Although billed as a change of direction, universities had already predicted that a fee rise was “dead in the water” because, without a majority, the government had no realistic prospect of pushing it through.
Perhaps more significant is the increase in the earnings threshold for repayments – up from £21,000 to £25,000.
There is also the promise of re-examining interest rates for loans, hiked to 6.1% from this autumn.
But this will be the first time an announced fee rise has had to be ditched.
The question will be whether cancelling an increase will be a bold enough move compared with promises to scrap them altogether.
Martin Lewis, founder of the Money Saving Expert website, welcomed the move, saying increasing the repayment threshold from £21,000 to £25,000 could save many lower and middle earning graduates thousands of pounds.
Writing on his Facebook page, he said “every single graduate earning over £21,000 a year will pay less”.
“And it has a long-term progressive benefit too,” he added.
“As most graduates won’t clear their loans in full before it’s wiped – by reducing what they repay each year, you reduce what they repay in total too.”
However, he said details were still “sketchy” and it was unclear who it would apply to.
The Help to Buy expansion will see £10bn go to another 135,000 buyers in order to help them to own their own home.
The funding will allow recipients to get a mortgage with a deposit of just 5%.
The money can only be put towards the purchase of new-build homes.
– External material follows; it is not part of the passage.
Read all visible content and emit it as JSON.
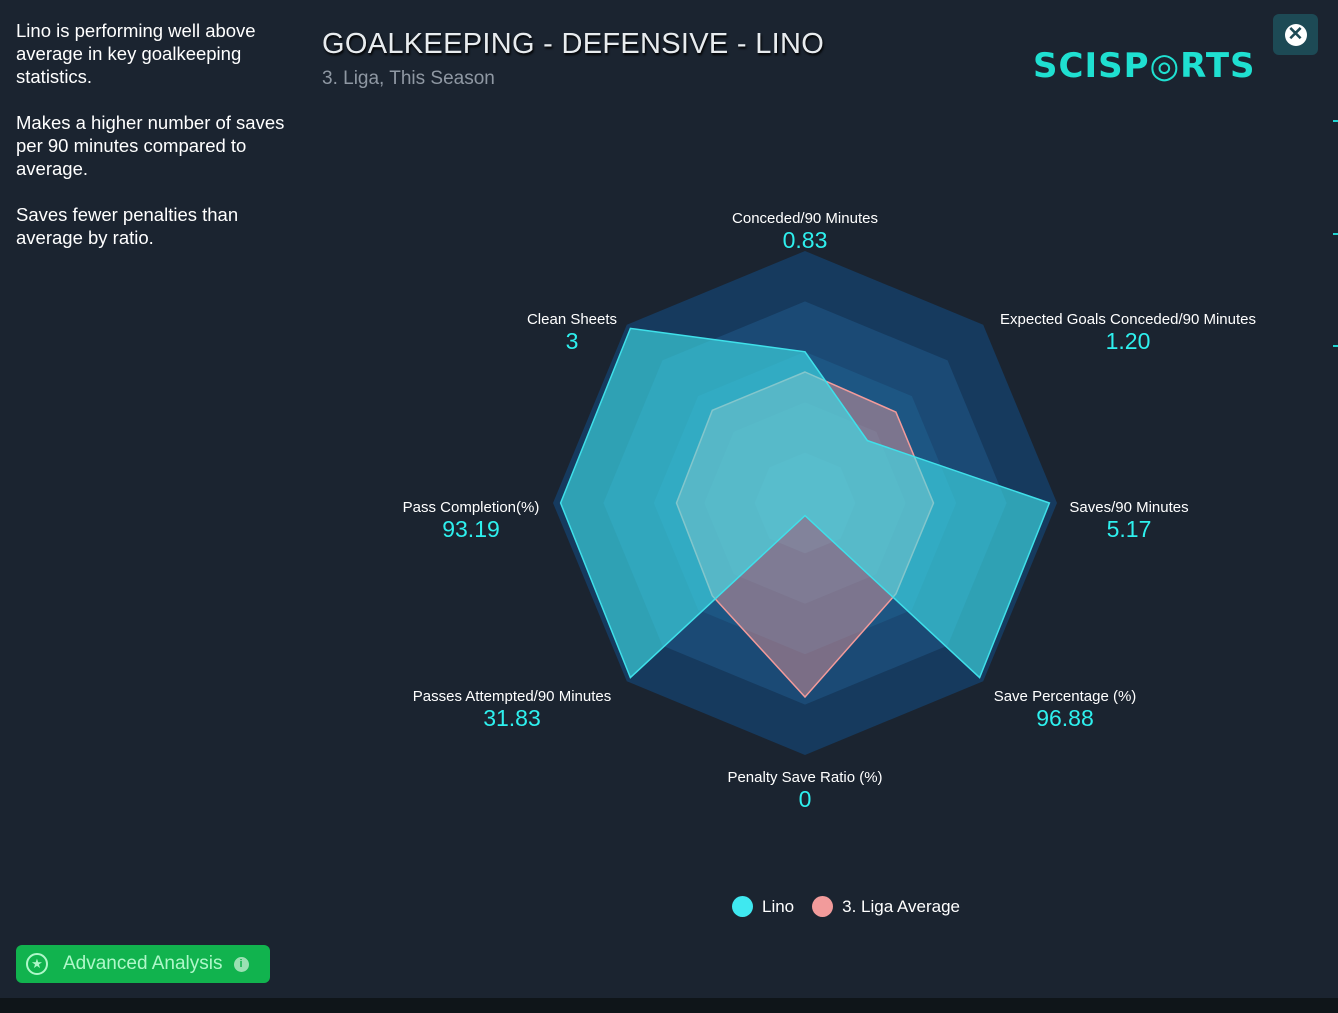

The Conservative Party conference runs from Sunday until Wednesday – when Mrs May will be the final speaker in Manchester.
Analysis: The week ahead
By Chris Mason, BBC political correspondent in Manchester
The conference slogan isn’t “anything but Brexit”, but listen to what the party’s high command wants to talk about here in the next few days, and it might as well be.
There is a clear attempt by senior Conservatives here to change the subject; stray beyond the ever present – and divisive – topic of leaving the European Union, and flesh out the government’s domestic political priorities.
Ministers want to be seen to be addressing an Achilles heel for them at the general election – young people, who overwhelmingly rejected them in June.
Hence two policies pitched directly at them: university tuition fees in England, and getting on the property ladder.
The political reality, though, is Brexit – the defining political issue of our time – will never be far from the lips of people here.
And neither too will the precarious state of the party and its leader, after the humiliation of going backwards in an election Theresa May called voluntarily.